Newsletter November 2018

Das Geschenk des Nein

Jeder Tag bringt uns eine Vielzahl von Situationen, in denen eine Entscheidung von uns gefordert wird. Oft sind auch andere Menschen beteiligt und unsere Entscheidung hat auch auf sie Auswirkungen. Wir sind uns dessen bewusst. Manchmal sagen diese Menschen uns explizit, welche Entscheidung, welches Verhalten sie sich von uns wünschen bzw. erwarten. Manchmal sagen sie es uns nicht direkt, aber dann stellen wir eben Vermutungen an und meinen zu wissen, wie die Anderen es gerne hätten.

In den meisten Fällen ist es uns lieber, wenn wir zu diesen Wünsche Ja sagen können. Wir wollen nicht, dass andere Menschen von uns enttäuscht werden, dass sie wegen uns traurig sind und wir uns dann schuldig daran fühlen. Vielleicht befürchten wir auch, dass die Anderen ärgerlich und wütend auf uns sein könnten. Sie könnten sich an uns rächen, uns versuchen zu schaden.
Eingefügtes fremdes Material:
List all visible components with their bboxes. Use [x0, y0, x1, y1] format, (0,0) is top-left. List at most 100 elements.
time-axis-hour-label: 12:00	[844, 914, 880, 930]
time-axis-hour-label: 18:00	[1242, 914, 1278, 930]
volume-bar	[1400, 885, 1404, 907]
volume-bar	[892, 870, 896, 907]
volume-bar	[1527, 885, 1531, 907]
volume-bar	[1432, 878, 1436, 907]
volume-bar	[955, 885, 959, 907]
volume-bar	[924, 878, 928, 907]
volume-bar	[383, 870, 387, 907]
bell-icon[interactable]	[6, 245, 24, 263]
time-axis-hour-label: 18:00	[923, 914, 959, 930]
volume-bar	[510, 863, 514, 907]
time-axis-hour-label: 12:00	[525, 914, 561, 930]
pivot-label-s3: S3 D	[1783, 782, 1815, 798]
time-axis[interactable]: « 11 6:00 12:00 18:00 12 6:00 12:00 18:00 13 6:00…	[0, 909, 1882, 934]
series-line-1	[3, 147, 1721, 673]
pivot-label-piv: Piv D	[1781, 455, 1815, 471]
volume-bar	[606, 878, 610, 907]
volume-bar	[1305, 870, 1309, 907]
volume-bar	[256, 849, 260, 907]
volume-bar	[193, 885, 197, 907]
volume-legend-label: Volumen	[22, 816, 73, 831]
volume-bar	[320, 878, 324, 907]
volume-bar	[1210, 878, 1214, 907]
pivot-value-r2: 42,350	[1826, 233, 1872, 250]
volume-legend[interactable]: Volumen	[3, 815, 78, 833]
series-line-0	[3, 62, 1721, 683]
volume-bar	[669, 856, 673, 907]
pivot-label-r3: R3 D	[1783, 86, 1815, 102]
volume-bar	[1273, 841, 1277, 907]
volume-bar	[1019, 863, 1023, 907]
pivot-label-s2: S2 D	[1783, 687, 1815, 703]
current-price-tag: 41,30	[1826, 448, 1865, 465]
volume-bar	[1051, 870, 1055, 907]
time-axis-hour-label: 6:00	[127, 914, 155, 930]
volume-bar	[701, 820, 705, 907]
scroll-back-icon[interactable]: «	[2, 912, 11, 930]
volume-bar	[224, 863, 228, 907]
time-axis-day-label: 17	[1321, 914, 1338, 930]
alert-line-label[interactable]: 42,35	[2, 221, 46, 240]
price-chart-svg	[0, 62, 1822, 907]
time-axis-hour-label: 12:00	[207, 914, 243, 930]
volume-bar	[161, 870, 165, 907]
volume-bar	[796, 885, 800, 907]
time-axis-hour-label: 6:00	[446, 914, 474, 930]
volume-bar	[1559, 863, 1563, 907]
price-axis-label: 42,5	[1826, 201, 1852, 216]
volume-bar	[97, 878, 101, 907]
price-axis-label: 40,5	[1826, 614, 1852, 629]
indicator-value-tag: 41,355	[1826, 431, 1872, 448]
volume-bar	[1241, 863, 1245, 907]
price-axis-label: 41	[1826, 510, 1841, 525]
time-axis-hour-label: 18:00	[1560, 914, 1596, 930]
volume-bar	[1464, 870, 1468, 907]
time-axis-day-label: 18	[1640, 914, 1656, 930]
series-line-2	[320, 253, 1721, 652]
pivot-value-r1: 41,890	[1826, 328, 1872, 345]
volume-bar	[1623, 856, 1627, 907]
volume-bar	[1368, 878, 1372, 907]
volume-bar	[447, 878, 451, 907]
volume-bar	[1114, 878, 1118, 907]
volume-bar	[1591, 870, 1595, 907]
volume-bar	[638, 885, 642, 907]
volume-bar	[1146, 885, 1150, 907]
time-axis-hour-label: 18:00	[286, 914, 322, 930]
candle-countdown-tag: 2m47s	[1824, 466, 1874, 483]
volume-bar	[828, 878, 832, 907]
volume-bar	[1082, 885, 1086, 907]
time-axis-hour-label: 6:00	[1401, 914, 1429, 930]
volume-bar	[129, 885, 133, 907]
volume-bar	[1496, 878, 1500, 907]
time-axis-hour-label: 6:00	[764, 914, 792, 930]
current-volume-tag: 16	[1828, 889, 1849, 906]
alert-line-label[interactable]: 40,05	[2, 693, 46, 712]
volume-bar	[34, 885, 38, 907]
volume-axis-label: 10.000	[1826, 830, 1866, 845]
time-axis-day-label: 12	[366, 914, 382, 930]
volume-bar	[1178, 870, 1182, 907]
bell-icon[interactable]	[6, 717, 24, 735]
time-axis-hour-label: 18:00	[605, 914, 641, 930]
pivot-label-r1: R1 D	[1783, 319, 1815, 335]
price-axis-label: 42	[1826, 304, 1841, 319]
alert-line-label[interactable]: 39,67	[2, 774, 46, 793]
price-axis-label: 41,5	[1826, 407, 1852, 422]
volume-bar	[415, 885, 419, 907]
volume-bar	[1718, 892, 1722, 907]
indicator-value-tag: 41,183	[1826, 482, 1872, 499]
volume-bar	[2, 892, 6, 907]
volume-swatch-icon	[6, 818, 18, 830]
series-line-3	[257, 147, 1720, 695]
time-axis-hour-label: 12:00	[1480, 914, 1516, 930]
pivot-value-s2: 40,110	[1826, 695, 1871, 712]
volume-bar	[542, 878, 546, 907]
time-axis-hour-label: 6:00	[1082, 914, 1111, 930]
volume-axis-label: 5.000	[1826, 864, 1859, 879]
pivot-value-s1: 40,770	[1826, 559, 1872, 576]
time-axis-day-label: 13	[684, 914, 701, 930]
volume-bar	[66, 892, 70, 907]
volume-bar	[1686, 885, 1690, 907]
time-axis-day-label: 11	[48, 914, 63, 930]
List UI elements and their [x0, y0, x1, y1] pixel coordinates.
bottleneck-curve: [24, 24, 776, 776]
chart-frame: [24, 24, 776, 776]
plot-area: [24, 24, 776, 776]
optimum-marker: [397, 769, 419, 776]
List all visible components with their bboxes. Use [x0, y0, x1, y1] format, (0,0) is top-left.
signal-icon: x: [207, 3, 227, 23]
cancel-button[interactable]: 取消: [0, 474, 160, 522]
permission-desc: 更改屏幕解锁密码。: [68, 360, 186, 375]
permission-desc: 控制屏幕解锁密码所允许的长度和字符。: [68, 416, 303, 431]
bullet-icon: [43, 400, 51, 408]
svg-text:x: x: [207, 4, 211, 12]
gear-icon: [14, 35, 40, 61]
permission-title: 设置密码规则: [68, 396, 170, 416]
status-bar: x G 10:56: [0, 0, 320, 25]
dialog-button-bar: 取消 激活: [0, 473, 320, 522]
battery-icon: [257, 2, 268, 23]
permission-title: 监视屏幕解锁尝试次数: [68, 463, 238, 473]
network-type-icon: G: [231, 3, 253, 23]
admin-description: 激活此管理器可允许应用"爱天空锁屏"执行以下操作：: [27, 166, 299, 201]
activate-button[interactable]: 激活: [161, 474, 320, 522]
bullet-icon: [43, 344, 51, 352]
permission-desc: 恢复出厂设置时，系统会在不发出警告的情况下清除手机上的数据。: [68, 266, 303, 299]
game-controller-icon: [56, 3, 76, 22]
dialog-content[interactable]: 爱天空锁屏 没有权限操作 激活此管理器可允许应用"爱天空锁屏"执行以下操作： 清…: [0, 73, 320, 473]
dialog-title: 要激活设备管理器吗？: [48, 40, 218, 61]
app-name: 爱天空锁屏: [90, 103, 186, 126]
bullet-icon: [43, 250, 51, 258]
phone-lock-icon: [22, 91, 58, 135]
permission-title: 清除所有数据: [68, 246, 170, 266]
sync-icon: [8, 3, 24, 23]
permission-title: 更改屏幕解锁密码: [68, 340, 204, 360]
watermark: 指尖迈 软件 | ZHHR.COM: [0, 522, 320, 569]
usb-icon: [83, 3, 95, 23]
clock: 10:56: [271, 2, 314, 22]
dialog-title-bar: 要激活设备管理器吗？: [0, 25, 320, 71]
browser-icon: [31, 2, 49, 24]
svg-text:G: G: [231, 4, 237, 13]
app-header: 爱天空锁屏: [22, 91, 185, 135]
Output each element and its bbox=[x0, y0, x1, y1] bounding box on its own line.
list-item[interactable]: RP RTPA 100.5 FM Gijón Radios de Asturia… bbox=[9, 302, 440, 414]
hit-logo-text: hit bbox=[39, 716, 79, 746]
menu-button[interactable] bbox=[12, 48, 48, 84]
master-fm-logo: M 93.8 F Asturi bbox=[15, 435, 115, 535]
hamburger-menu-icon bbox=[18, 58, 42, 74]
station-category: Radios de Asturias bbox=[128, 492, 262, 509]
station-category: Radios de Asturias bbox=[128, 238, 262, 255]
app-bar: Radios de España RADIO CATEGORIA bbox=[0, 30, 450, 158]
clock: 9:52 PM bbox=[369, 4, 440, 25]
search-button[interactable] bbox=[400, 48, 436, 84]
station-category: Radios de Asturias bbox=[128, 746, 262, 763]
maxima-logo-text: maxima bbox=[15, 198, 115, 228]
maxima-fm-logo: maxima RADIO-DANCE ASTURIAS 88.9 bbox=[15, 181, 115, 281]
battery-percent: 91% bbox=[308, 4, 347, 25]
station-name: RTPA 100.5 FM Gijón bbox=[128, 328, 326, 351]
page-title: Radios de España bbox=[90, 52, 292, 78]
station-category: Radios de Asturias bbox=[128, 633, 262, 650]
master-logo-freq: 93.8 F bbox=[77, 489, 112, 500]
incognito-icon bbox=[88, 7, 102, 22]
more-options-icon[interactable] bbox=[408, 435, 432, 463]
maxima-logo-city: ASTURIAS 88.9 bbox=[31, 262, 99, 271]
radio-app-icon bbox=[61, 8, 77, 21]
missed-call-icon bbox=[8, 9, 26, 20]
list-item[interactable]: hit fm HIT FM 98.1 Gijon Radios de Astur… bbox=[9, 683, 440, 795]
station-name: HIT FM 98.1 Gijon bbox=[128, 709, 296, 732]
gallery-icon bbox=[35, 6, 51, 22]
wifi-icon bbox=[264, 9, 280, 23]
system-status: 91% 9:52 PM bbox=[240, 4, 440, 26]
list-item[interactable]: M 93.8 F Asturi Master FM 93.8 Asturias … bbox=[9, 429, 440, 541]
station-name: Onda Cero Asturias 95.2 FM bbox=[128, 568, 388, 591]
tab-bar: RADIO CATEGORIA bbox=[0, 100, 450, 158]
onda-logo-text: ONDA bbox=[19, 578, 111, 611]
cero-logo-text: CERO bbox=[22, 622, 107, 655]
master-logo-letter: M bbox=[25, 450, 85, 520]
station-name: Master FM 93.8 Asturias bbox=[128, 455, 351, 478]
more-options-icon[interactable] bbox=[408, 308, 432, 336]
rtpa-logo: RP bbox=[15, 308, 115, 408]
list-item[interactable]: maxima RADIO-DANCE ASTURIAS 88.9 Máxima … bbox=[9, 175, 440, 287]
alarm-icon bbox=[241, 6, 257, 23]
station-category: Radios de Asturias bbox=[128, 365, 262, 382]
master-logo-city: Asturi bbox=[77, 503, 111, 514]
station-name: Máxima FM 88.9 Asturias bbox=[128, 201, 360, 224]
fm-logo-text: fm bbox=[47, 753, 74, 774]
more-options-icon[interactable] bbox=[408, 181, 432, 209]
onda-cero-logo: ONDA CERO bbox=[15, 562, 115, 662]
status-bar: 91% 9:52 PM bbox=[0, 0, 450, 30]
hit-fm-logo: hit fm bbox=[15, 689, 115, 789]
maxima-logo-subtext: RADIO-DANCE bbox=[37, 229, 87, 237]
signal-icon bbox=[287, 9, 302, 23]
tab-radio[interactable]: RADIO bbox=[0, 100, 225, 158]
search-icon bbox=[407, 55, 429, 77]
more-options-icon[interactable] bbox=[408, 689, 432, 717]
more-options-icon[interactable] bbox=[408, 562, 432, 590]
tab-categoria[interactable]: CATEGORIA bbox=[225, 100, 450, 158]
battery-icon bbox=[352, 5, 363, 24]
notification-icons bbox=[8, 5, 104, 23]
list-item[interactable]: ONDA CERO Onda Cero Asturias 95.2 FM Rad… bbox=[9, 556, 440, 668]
Wie viel angenehmer ist da die Perspektive, vor den Anderen gut da zustehen, von ihnen gemocht zu werden. Wir genießen die Anerkennung, die wir dann bekommen. Oft sind indirekt auch noch die Beziehungen zu weiteren Personen betroffen, die von unserer Entscheidung erfahren. Das können z.B. Arbeitskollegen sein oder auch die andere Familienmitglieder. Auch hier könnten wir uns mit einem Nein möglicherweise Sympathien verscherzen.

Und doch spüren wir alle, dass in gewissen Situationen ein Nein die richtige Entscheidung ist. Wir können es nicht jedem recht machen, wir können nicht alle Wünsche erfüllen. Aber ist ein Nein erst dann erlaubt, wenn wir an unserer Belastungsgrenze angelangt sind? Brauchen wir für ein Nein eine gut begründete Rechtfertigung gegenüber den Anderen – und auch gegenüber unseren Ansprüchen und Vorgaben an uns selbst?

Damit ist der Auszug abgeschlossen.